(Lucky’s Last Chance)
By Leo Dillinger
Photography by Alexa Nahas Photography
What separates ordinary bartenders from the extraordinary? Is it the perfect pour of a craft beer or a flawlessly constructed cocktail? For Chris Pelusi of Lucky’s Last Chance, it all comes down to patron engagement.
Chris immediately gets his customers’ attention as soon as they enter the bar. And if his physical presence doesn’t capture the customer at first, his larger-than-life personality is bound to get the job done. From greeting new customers with a warm welcome to messing around with his regulars, Chris is truly worth the price of admission.
“Something I always teach our new bartenders is ‘Eyes Up Bartending,’” Chris said. “Whenever you go to a bar and your server’s eyes are down, they’re not focusing on the customers. It’s just about acknowledging your customer and letting them know you know they are there, even if you’re busy. That’s definitely how you get a repeat customer.”
Chris started his bartending career eight years ago, one year before Yunkers Pub changed hands to become Lucky’s Last Chance. At the time, Chris had just left his role as a drummer in a traveling band and was looking to take on a couple of nights each week to earn some supplemental income.
Once Lucky’s Last Chance owner, Chris Barnes, and his partners bought the business and began the transition, they decided to keep Chris on the team. Since then, Chris has served thousands of customers, eventually became a manager, and has grown with the business ever since.

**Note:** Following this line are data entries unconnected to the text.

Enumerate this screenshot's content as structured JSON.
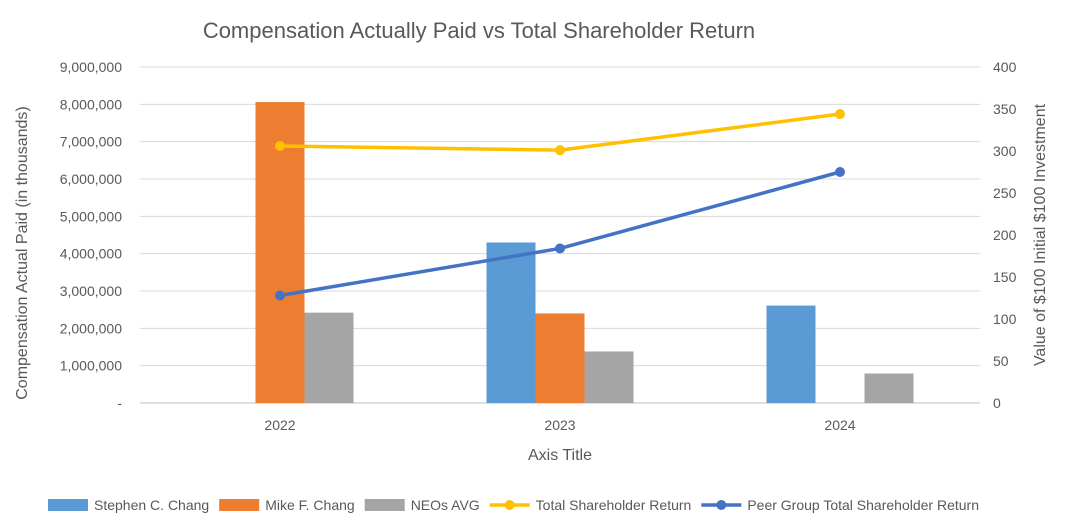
{
  "chart_data": {
    "type": "bar+line",
    "title": "Compensation Actually Paid vs Total Shareholder Return",
    "xlabel": "Axis Title",
    "ylabel": "Compensation Actual Paid (in thousands)",
    "y2label": "Value of $100 Initial $100 Investment",
    "categories": [
      "2022",
      "2023",
      "2024"
    ],
    "ylim": [
      0,
      9000000
    ],
    "y_ticks": [
      "-",
      "1,000,000",
      "2,000,000",
      "3,000,000",
      "4,000,000",
      "5,000,000",
      "6,000,000",
      "7,000,000",
      "8,000,000",
      "9,000,000"
    ],
    "y2lim": [
      0,
      400
    ],
    "y2_ticks": [
      "0",
      "50",
      "100",
      "150",
      "200",
      "250",
      "300",
      "350",
      "400"
    ],
    "grid": true,
    "legend_position": "bottom",
    "bar_series": [
      {
        "name": "Stephen C. Chang",
        "color": "#5B9BD5",
        "values": [
          null,
          4300000,
          2610000
        ]
      },
      {
        "name": "Mike F. Chang",
        "color": "#ED7D31",
        "values": [
          8060000,
          2400000,
          null
        ]
      },
      {
        "name": "NEOs AVG",
        "color": "#A5A5A5",
        "values": [
          2420000,
          1380000,
          790000
        ]
      }
    ],
    "line_series": [
      {
        "name": "Total Shareholder Return",
        "color": "#FFC000",
        "axis": "right",
        "values": [
          306,
          301,
          344
        ]
      },
      {
        "name": "Peer Group Total Shareholder Return",
        "color": "#4472C4",
        "axis": "right",
        "values": [
          128,
          184,
          275
        ]
      }
    ]
  }
}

“To me, what makes Chris so great is that he’s able to relate to everyone who walks through that door. He treats them like family walking into his house,” owner Chris Barnes said. “We wouldn’t be in the position we’re in today without having Chris on our team. He really sets the tone for everyone on the staff.”
One of the greatest challenges for any food business is the loss of regulars due to everyday circumstances. Some move away from the area. Others get married and start having kids. Some start new diets. This is why Chris Pelusi and the rest of the Lucky’s Last Chance crew always seek to accommodate new customers in an effort to make them potential regulars. For Chris, this means making solid recommendations from the bar’s food and drink menus.
Because he handles the beer and spirit buying for Lucky’s Last Chance, Chris gets the insider knowledge on different products from account representatives. This helps him talk to customers in an educated way about particular beers and cocktails. Chris said if you ask the right questions and determine their needs, the customers eventually answer what they want to drink for themselves.
And if you ask for food recommendations, Chris will tell you his personal (and cheesy) favorites on each part of the menu without hesitation: Incomparable Bacon Cheddar Burger, Cheese Amigos Fries, Jalapeno Cheese Tots, Cajun Chicken Mak & Cheese, and Sausage Gravy & Biscuits for brunch.
“The easiest part of the job is definitely the customer interaction, even when there are new customers who’ve never been here before,” Chris said. “It’s very easy for us to win them over. I try not to take the job too seriously because we’re not saving the world or anything. We’re just selling hamburgers and beer.”
Two questions that I just had to ask Manayunk’s Best Bartender were 1.) If you could make a drink for one celebrity, who would it be? and 2.) What is your favorite drink to make/drink? As expected, Chris’s answers reflected his jocular personality.
His first answer was that he’d “make” a Yuengling Lager bottle for one of his favorite neighborhood bartenders, Joe from Manayunk Tavern (whom Chris actually voted for in this category). As for the second question, Chris’s favorite drink is one of America’s oldest cocktails with a pre-Civil War New Orleans origin: The Sazerac.
“It’s definitely my favorite cocktail to make and it’s definitely my favorite cocktail to drink,” Chris said. “It’s also how I gauge a bar when I go out. If they shake my Sazerac or shake my Manhattan, I’m going to have an issue with it. Am I going to drink it and not tip them? Of course I’m going to drink it and tip them. But repeat business will be held to a higher regard.”
Chris likes to think that Lucky’s Last Chance emulates the bigger picture by playing an active role in the community. The staff not only wants Lucky’s Last Chance to be successful, but they want to see the rest of the neighborhood succeed, which is why they support other local businesses like Manayunk Tavern, Taqueria Feliz, Cresson Inn, and Bourbon Blue. Chris also mentioned the importance of giving back to the community by hosting fundraisers and events for local nonprofits including PAWS (Philadelphia Animal Welfare Society), North Light Community Center, and more.
After eight years of working behind the bar at 4421 Main Street, I had to ask Chris if he had any plans on leaving. Upon hearing the question, he smiled and straightforwardly stated, “I would’ve left eight years ago if I didn’t like it. I like who I work for and I like who I work with. It’s as simple as that.”